Photo Credit: Msingi Sasis

#StoroSosa : Moo-ve Over

It was just after midnight  and I was driving home with my window down, figuring what to do if I come across the gang of carjackers involved in that night’s shoot-out in Parklands; I needed a plan of action. One that preferably didn’t involve me peeing in my pants…or getting shot at.

That intensely annoying song was playing on the radio,

‘You know what to do with that big fat ****

Wiggle, wiggle, wiggle’

Whoever produced that song has figured out some sort of musical algorithm that messes with our brains; it is one of those songs you just can’t turn off, and find yourself singing out loud at the most inappropriate of times.

As I enter the Museum Hill overpass from Chiromo Road, I see something blocking the road a few metres away.

Holy cow!

A white cow, just out of calf-hood, stands in the middle of the road, intently chewing. As I gingerly drive around it, it turns its head sideways to look at me defiantly, as if daring me to do something about its presence, if I don’t like it. It has puppy dog eyes. I almost want to shake my fist at it and yell you don’t scare me….you have puppy eyes! But I am going to sit this one out. There can be nothing good that comes out of arguing with a puppy-eyed, masticating white cow standing in the middle of Museum Hill road.

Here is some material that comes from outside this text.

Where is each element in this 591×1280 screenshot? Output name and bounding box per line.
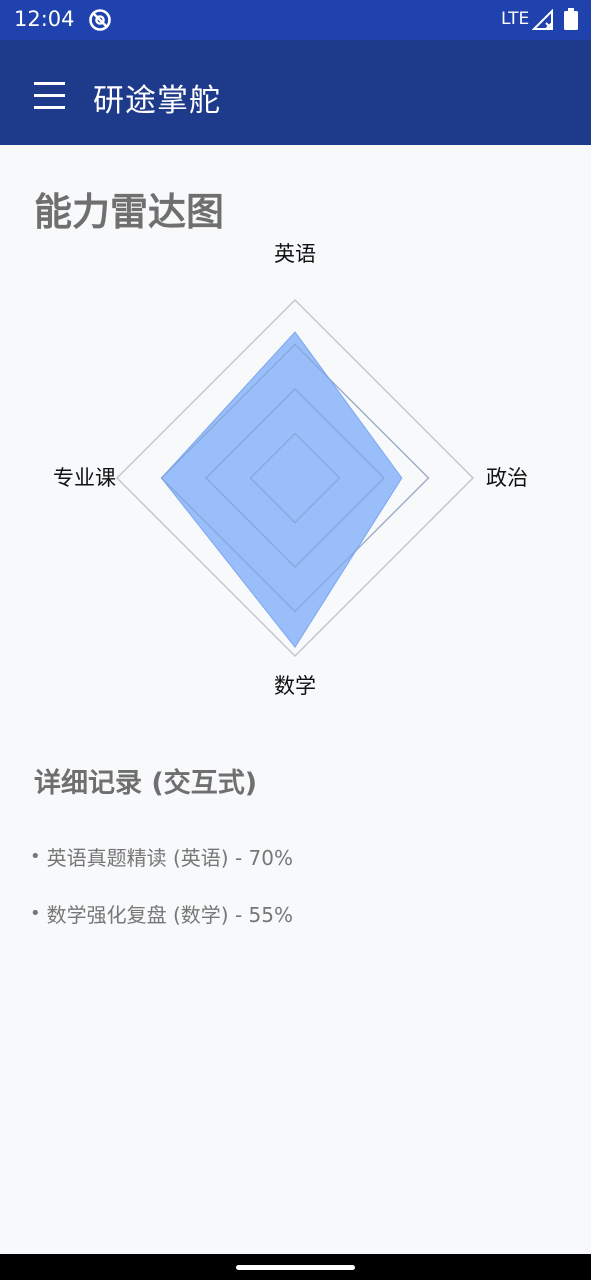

I remember a story my grandfather told me. Many years ago the family was driving from Mombasa to Nairobi, and hit a deer on the road. My uncle promptly got out of the car, slit its throat, dumped it in the back of the car and onward they drove. My granny was only mildly irritated that she had to spend the rest of the journey with a dead deer bleeding all over her shoes, but positively livid that  once they got back home, she would have to spend the next couple of hours making deer curry, when all she really wanted to do was wash her hair.

I want to yell at the cow, you are lucky my grandfather is not in the car!